Ce nouveau dispositif pourrait être dénommé Fonds monétaire européen (FME). On a toutefois senti une frilosité chez certains de nos interlocuteurs allemands sur le sujet.
Le deuxième axe est celui de l'Union bancaire. La position commune confirme que la France et l'Allemagne sont favorables à ce que le MES joue le rôle de « filet de sécurité » du Fonds de résolution unique. Ce filet de sécurité, dont le principe a été acté par les États membres dès 2013, est un instrument public de renflouement des banques qui sera activé une fois que tous les acteurs privés auront contribué au renflouement, selon le principe de renflouement interne ou bail-in et dans le cas où les ressources disponibles du Fonds de résolution unique seraient insuffisantes. Il prendrait la forme d'une ligne de crédit. La France et l'Allemagne souhaitent que son entrée en vigueur soit anticipée, c'est-à-dire qu'il soit opérationnel avant 2024, à condition de réduire, dans l'intervalle, certains risques bancaires persistants au sein de la zone euro, comme celui créé par les prêts non performants. Le système bancaire allemand est très différent du nôtre et c'est une donnée à prendre en compte.
La position commune concernant le troisième pilier de l'union bancaire, c'est-à-dire un éventuel mécanisme européen de garantie des dépôts, paraît moins ambitieuse. La feuille de route se contente de renvoyer à des négociations politiques sur le sujet. Lors de notre déplacement, certaines des personnes auditionnées ont fait part de leurs interrogations sur l'intérêt d'un tel dispositif. Les banques allemandes sont par ailleurs fermement opposées à ce dispositif, ne souhaitant pas que les épargnants allemands paient les conséquences des mauvaises politiques bancaires d'autres États membres. Il semblerait que cet argument ait un certain écho au Bundestag.
Le troisième axe est celui de l'union des marchés de capitaux, qui a été peu abordé lors de notre déplacement.
Il a davantage été question du quatrième axe de la position commune, à savoir le budget de la zone euro. Dans son entretien au FAZ, la Chancelière avait souligné le besoin d'une convergence économique plus rapide entre les États membres de la zone euro. Elle avait évoqué un budget d'investissement européen, conformément d'ailleurs à l'accord de coalition, en évoquant un montant en milliards d'euros et à deux chiffres.
La feuille de route propose un budget de la zone euro, dont l'objet serait double.
Il assurerait, d'une part, la promotion de la compétitivité et de la convergence, à l'aide d'investissements dans le capital humain et l'innovation.

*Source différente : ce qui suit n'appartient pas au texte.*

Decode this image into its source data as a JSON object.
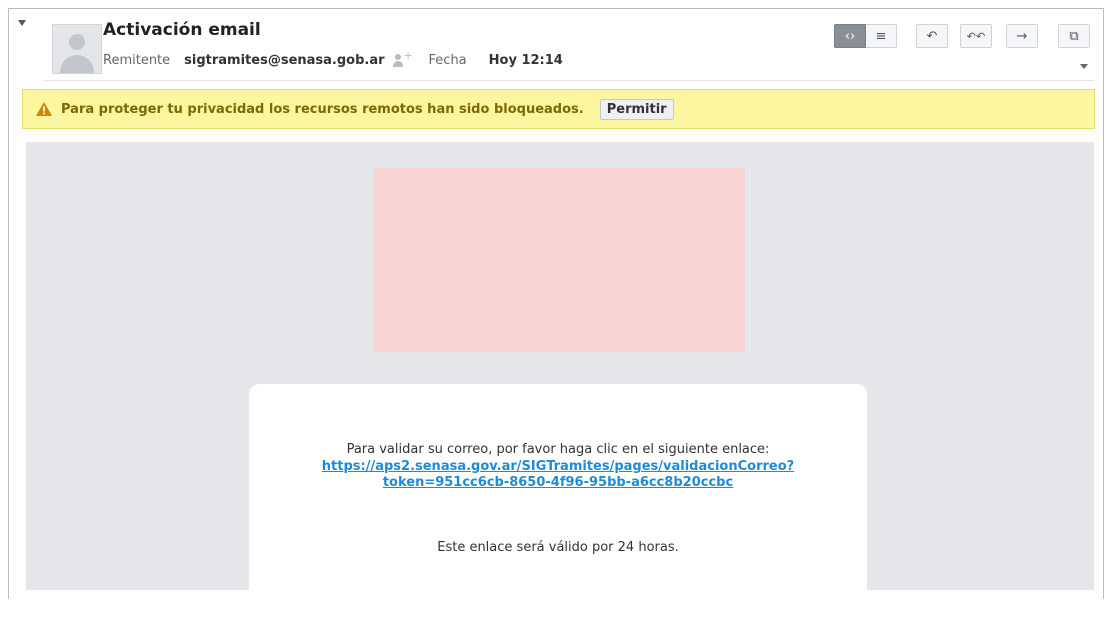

Il pourrait agir, d'autre part, comme un instrument de stabilisation économique. Deux options sont à l'étude. La première est une suspension temporaire de la contribution au budget pour les pays en difficulté économique, qui serait couverte par le MES puis remboursée. La seconde est la création d'un fonds de stabilisation du chômage qui pourrait prêter aux systèmes nationaux en cas de crise économique. Un groupe de travail franco-allemand sera mis en place pour faire des propositions concrètes d'ici le Conseil européen de décembre 2018.
Je note que la feuille de route commune ne s'est pas prononcée sur une estimation du montant du budget européen. Certaines des ressources que l'on pourrait lui affecter sont évoquées, comme une taxe sur les transactions financières sur le modèle de la taxe existant en France.